The Limited Times

Now you can see non-English news...

The Story of My Wife, Red Rocket, Flag Day, Drive My Car… The tops and flops of the 2021 Cannes Film Festival

2021-07-17T04:20:11.681Z


A few hours from the Cannes winners, all the reviews of the Culture service of the Figaro for the films in competition. For better and for worse.


The favorites and the others ... Here are the strong points and the weak points, detected by the Culture service of the

Figaro,

among the 24 films in competition for the palme d'or at the 74th Cannes Film Festival, which will be awarded on Saturday by the jury by Spike Lee.

The

Figaro

palm

  • The Story of My Wife,

    by Ildiko Enyedi

No time to waste.

This ship captain will marry the first woman who will enter the restaurant where he has lunch with a friend.

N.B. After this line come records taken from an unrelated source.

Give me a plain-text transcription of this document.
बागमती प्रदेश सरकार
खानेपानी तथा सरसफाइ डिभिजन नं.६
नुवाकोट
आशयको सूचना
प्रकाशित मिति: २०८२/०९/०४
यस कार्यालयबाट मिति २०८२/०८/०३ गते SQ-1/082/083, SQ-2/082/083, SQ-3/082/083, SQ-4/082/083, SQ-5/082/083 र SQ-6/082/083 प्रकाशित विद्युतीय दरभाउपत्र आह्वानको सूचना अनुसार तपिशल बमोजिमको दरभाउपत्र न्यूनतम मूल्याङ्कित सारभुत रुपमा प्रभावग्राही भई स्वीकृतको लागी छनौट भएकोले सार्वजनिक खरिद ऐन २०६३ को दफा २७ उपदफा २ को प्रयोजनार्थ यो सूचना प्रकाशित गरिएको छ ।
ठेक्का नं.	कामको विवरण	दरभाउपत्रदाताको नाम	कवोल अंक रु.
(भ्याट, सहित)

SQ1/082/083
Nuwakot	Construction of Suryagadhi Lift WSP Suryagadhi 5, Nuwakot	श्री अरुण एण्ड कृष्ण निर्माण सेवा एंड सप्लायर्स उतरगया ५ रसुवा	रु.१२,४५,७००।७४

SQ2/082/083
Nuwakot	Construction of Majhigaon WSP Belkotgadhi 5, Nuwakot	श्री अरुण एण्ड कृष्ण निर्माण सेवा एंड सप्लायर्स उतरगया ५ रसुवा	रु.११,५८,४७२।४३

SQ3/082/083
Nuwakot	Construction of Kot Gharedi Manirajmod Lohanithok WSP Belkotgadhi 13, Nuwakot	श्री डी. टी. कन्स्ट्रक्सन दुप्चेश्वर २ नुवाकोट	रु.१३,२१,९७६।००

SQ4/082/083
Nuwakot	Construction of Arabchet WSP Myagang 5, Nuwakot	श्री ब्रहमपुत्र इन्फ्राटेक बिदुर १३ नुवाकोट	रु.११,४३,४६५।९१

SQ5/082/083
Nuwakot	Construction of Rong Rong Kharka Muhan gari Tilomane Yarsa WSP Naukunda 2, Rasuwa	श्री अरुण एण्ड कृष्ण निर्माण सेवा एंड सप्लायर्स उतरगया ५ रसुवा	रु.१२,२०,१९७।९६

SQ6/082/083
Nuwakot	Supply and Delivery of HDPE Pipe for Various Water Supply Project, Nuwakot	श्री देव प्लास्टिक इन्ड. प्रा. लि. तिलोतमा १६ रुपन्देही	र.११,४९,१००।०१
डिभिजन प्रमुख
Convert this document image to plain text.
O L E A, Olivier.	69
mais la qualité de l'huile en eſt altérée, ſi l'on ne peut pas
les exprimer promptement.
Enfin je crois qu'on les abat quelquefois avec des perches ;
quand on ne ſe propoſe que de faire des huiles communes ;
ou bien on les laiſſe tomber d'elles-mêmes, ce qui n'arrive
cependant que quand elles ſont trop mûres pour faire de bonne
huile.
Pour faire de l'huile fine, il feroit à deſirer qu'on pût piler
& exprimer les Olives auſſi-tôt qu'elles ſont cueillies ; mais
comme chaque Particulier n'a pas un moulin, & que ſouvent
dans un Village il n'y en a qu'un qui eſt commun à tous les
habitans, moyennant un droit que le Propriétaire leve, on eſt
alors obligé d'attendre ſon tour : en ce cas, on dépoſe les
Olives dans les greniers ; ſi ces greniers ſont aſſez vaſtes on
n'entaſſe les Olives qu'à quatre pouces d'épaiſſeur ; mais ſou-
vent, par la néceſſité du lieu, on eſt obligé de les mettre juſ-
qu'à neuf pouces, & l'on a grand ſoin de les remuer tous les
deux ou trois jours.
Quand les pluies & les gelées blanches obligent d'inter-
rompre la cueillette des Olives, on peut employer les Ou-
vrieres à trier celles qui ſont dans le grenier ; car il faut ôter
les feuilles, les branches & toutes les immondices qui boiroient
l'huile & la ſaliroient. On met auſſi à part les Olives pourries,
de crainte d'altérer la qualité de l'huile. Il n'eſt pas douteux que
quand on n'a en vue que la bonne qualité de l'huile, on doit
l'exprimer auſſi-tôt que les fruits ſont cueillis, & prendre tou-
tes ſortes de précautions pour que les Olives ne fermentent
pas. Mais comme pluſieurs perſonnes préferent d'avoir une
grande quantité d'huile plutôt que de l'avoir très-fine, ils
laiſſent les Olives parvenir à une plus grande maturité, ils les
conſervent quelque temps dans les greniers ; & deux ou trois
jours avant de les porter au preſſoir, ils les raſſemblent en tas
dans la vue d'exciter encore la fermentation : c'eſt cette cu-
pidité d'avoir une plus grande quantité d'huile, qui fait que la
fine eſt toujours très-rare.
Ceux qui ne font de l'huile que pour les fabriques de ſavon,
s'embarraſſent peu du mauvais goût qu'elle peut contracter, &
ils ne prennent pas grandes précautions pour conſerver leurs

Jacques is lucky: it's Léa Seydoux.

That's good: she agrees.

The sailor cannot believe it.

This Lizzy is quite a character.

Heads turn in its path.

She is a socialite, a sorter.

His smile is devastating.

On land, things are more complicated.

Lizzy doesn't always seem to have the same emotions as her husband.

Where does this indifference come from?

What do these yawns mean?

We should surely watch this rascal circling around her.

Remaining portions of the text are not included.